NHS bosses are exploring a number of different ideas to ease the pressure, such as streamlining repeat visits and working closely with GPs so they are aware of the areas with the greatest waiting lists.

Lothian waiting lists are among the longest in Scotland, as NHS Greater Glasgow and Clyde reported 4093 patients waiting longer than 12 weeks whereas the figure was 3,358 at NHS Lanarkshire.

One resident told the Evening News that her 34-year-old son had been told he would have to wait until next year for an outpatient appointment in urology after a GP referred him in 
June.

The 64-year-old, who lives in Gilmerton, said: “You are left to guess what your condition is, and whether you need more urgent help.

“NHS Lothian needs to do something about these waiting lists – it’s disgusting.”

The move prompted fresh questions over NHS targets, which state no patient should wait more than 12 weeks for an outpatient appointment.

Lothian Tory MSP Miles Briggs said: “Clearly it is unacceptable that the number of Lothian patients waiting for more than 12 weeks for key procedures has doubled recently and NHS Lothian needs to take decisive action to address this.

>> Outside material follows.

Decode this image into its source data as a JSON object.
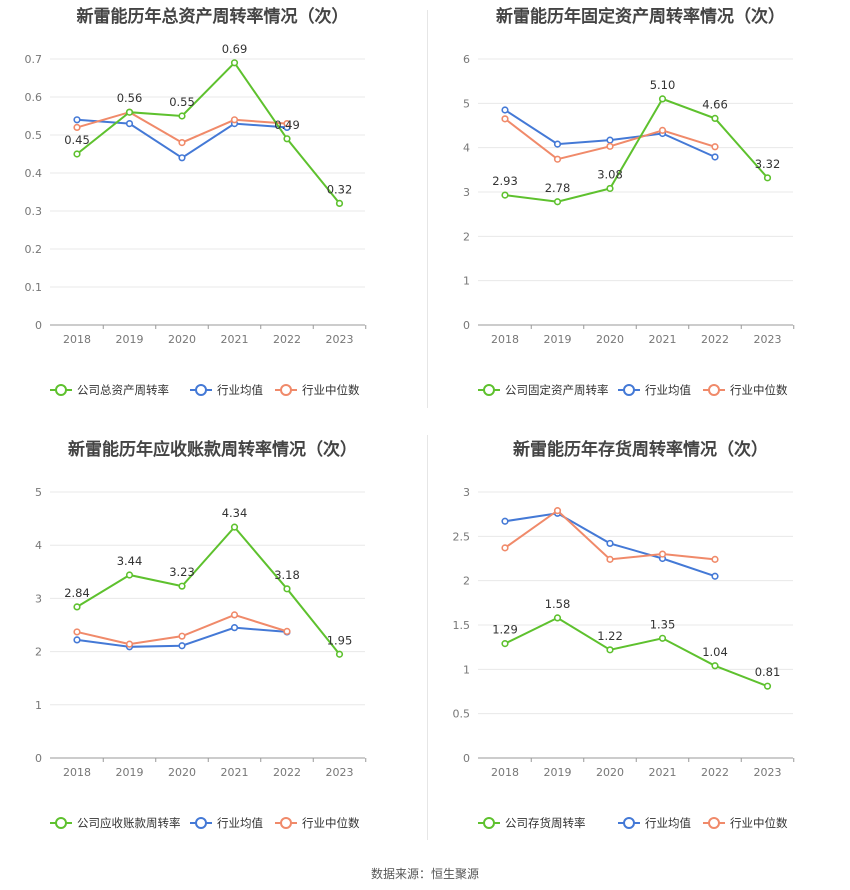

The fact that NHS Lothian is now turning again to the independent sector to help meet the treatment time guarantee is a very real demonstration of the pressures facing our health service and that it is struggling on its own to meet the demand for routine operations.”

A Scottish Government spokesperson said: “The Scottish Government is committed to ensuring patients get the best treatment and has provided £2.5m to support NHS Lothian’s delivery of elective waiting times during 2016/17. We have also recently committed a further £400,000 to NHS Lothian to support outpatient care.”